Hello, lovely people!

For those of you who just saw The Ricki Lake Show, I want to thank you for stopping by. This blog is my little attempt to tell the story of how my mom came out of the closet after 25 years of marriage. Her declaration shook the foundation of our family.  It was shocking and difficult to handle at first, but her truth forced us to really look at our family, to remember why we loved each other.  I suppose we’d been taking that for granted, slowly drifting apart.  So in some ways, my mom coming out actually saved our family.

I’ve reposted a few of the early blog posts to give everyone a sense of what you might find on this site.  I hope you enjoy.

Oh, in case any of you are wondering, Ricki Lake is, without question, one of the most beautiful, kind-hearted people I’ve ever had the pleasure of meeting, and I was born and raised in Kansas City, so that’s saying something.

Thank you again for stopping by!

For God’s Sake, Cover Yourself

I posses a very unique skill set.  I can eradicate all evidence of a Burger King meal.  I’m so meticulous I think I missed my calling as a serial killer or “body disposer” for the mob.  You’ll find no trace of Whopper, fry, or ketchup pack in my home or car.  You won’t even find a rogue grain of salt.  I scrub my nails with rubbing alcohol.  I triple-bag each wrapper and dump everything a block from my home. 

I don’t have OCD.  I just don’t want to have to explain to my wife that I broke my diet.  She wouldn’t yell or get angry.  I just like how proud she’s been of me.  I don’t want her to be disappointed.  I like seeing her happy, knowing I’m getting healthy.  So I cover the truth.  
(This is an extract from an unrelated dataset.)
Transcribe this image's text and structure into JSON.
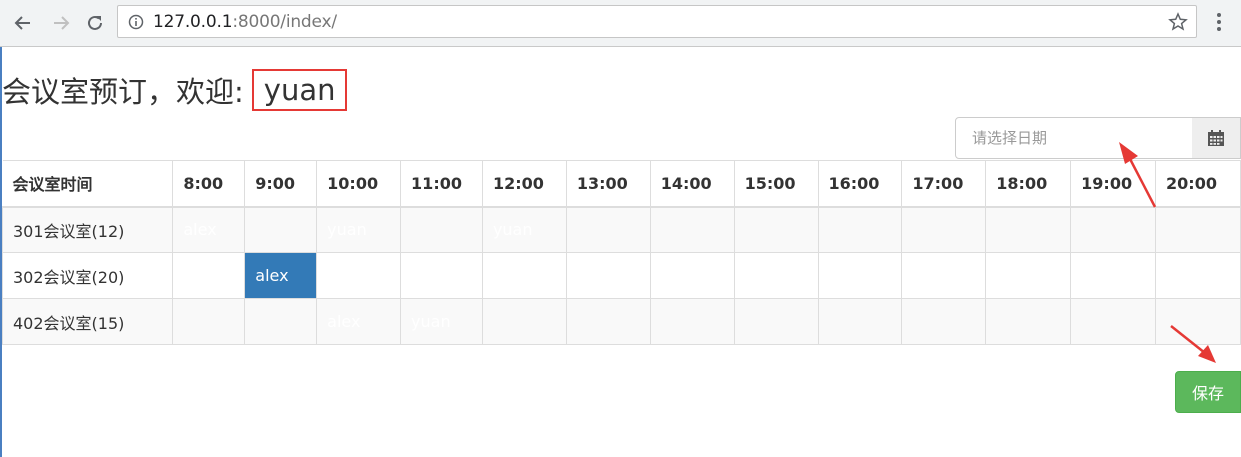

How often we do that?  How many times do we lie so others won’t be disappointed?  We erase our search history so no one will know what we’re jerking off to.  We clam up when someone asks us if we believe in God.  It’s why we wax our eyebrows and suck in our gut.   We just want to be liked. 
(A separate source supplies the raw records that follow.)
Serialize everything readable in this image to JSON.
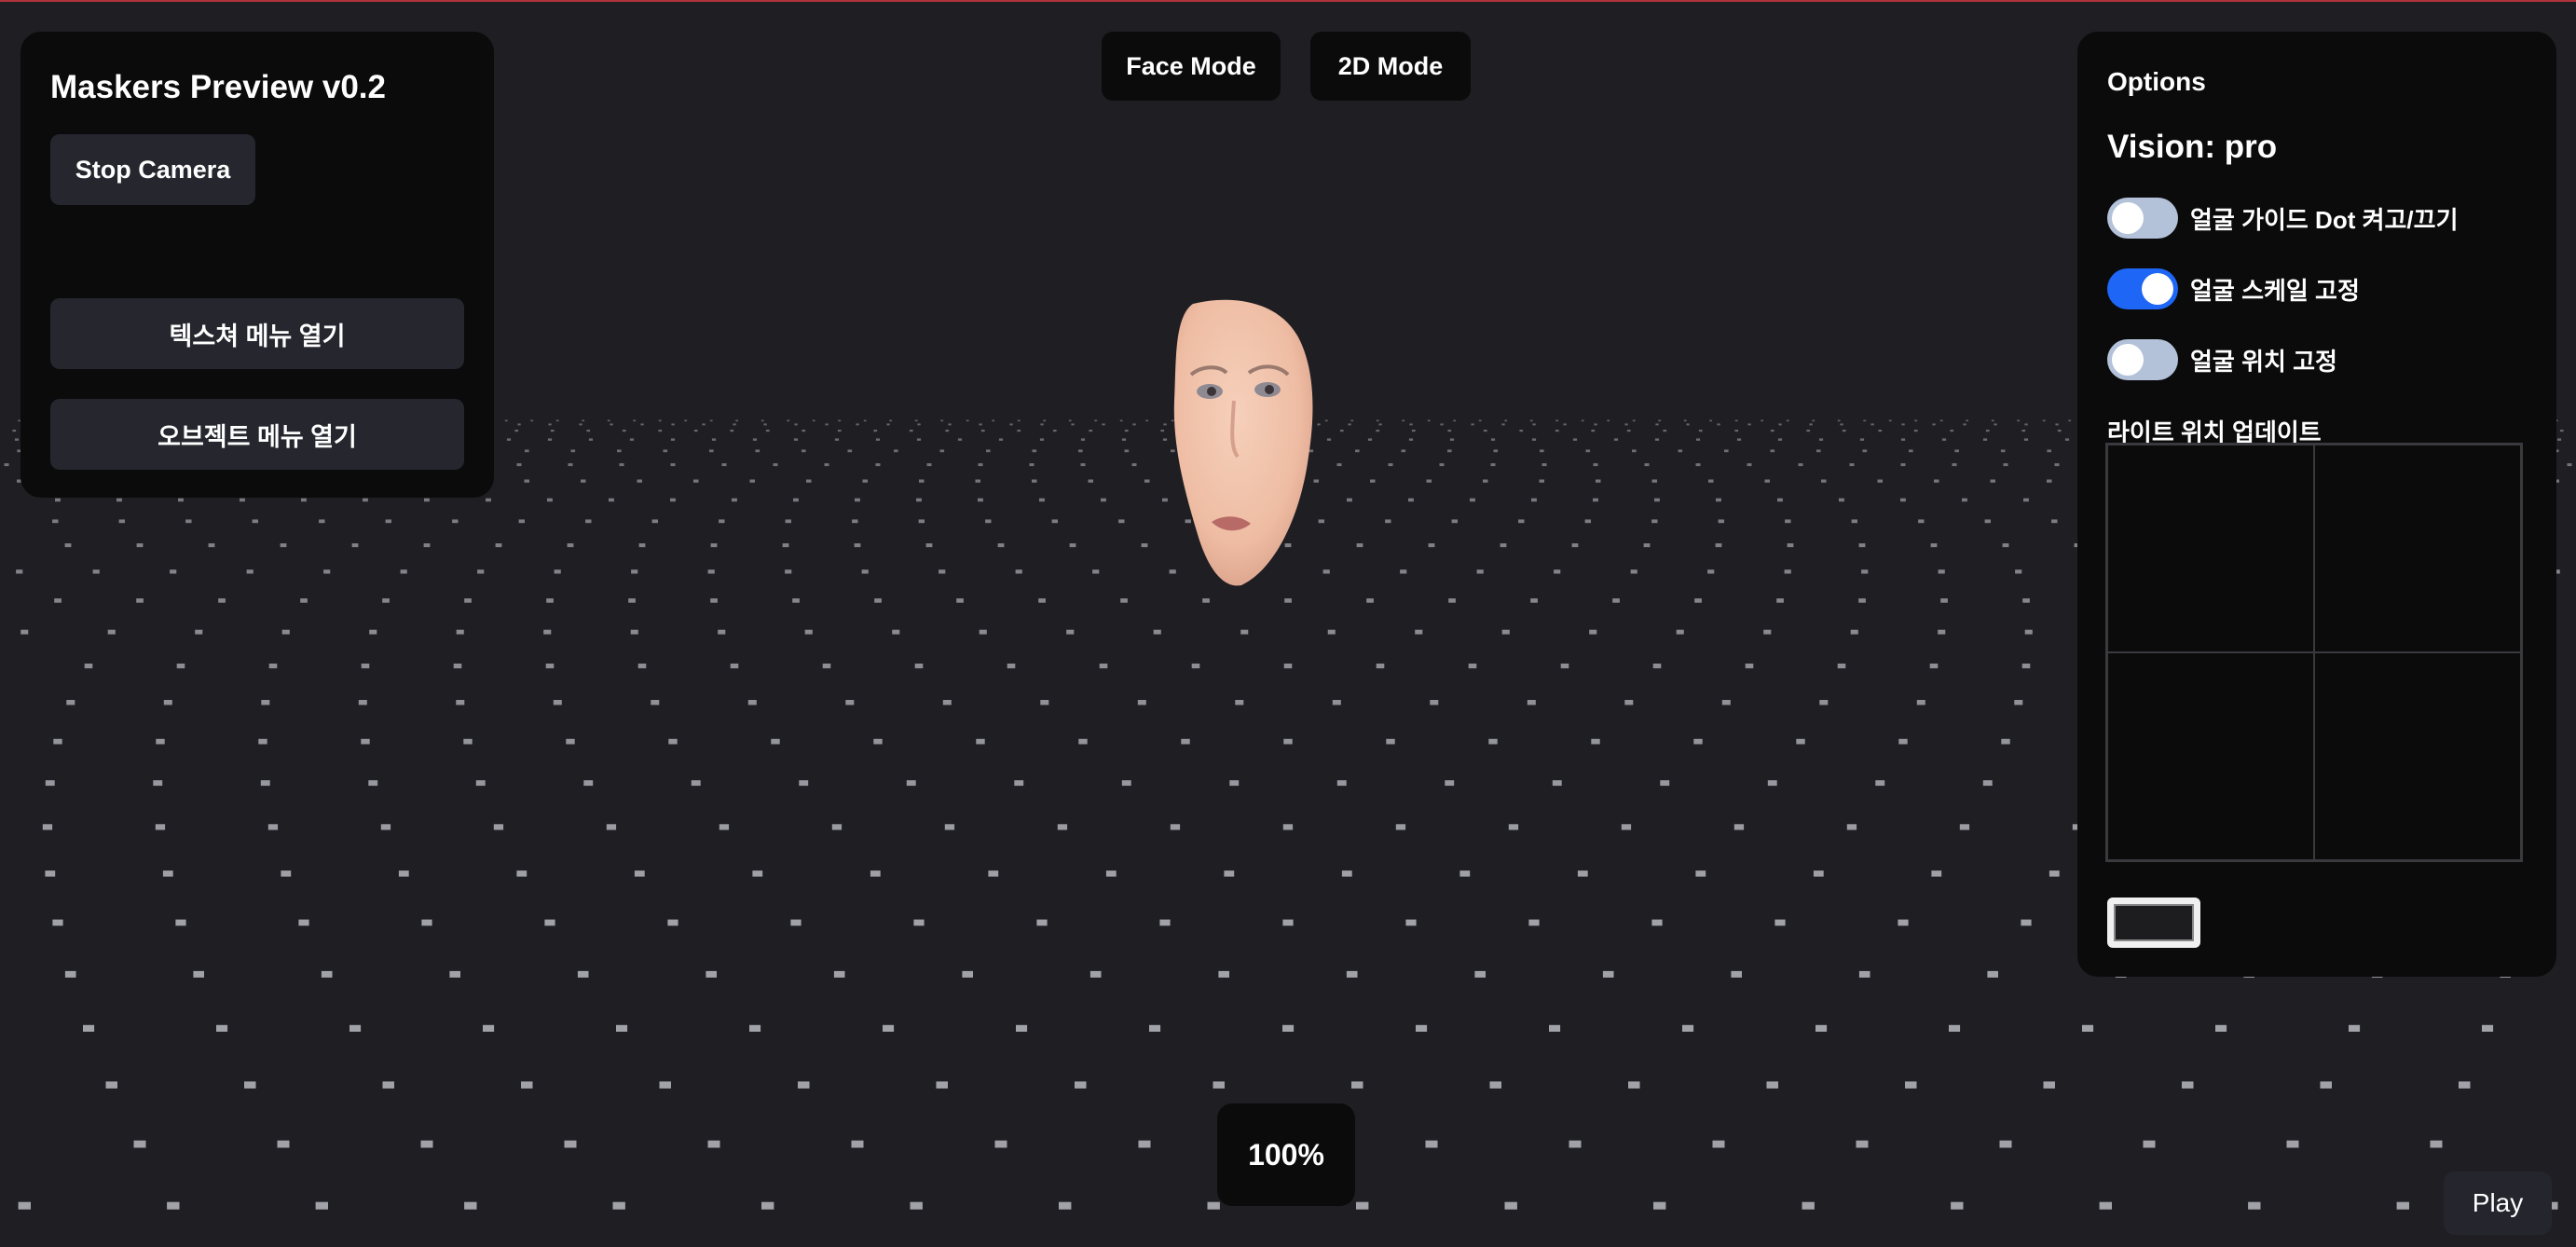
{
  "left_panel": {
    "title": "Maskers Preview v0.2",
    "stop_camera": "Stop Camera",
    "texture_menu": "텍스쳐 메뉴 열기",
    "object_menu": "오브젝트 메뉴 열기"
  },
  "modes": {
    "face_mode": "Face Mode",
    "mode_2d": "2D Mode"
  },
  "options": {
    "title": "Options",
    "vision": "Vision: pro",
    "toggles": [
      {
        "label": "얼굴 가이드 Dot 켜고/끄기",
        "on": false
      },
      {
        "label": "얼굴 스케일 고정",
        "on": true
      },
      {
        "label": "얼굴 위치 고정",
        "on": false
      }
    ],
    "light_label": "라이트 위치 업데이트"
  },
  "zoom": "100%",
  "play": "Play",
  "colors": {
    "background": "#1f1e23",
    "panel": "#0b0b0c",
    "button": "#26262f",
    "toggle_on": "#1e66f5",
    "toggle_off": "#b3c2d9",
    "accent_line": "#b0333a"
  }
}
But does anyone really know us?  

My mother hid her truth until she was forty-five.  She played the role of dutiful, heterosexual housewife.  She focused on her children.  She didn’t want us to be punished for her secret.  Kansas City wasn’t exactly progressive.  She knew people wouldn’t just judge her; they’d judge us.  She feared folks like my aunt might try to damage her reputation in order to rip us from her care.

I know this fear.  When I was diagnosed with bipolar II, I didn’t want anyone to find out.  I was terrified of being institutionalized. 

I kept quiet about my thoughts of suicide.  I told the doctors I wasn’t a danger to myself.  I didn’t want people to stop trusting me.  I didn’t want to limit my options, so I buried the darkness.  I told people I had the flu, that I had bad diarrhea so they’d stay away.  I needed to keep up the lie.  

But it’s exhausting.  Maintaining a fake identity chips away at your sanity until finally one day you just say, “Fuck it!  I don’t care.  This is me.  I’m a weirdo.”

That’s what happened to my mom.  After years of lying, she finally came clean.  It was good and terrifying.  She was out, and there was no going back in.

She’s an amazing woman, and her courage inspired me to start this blog.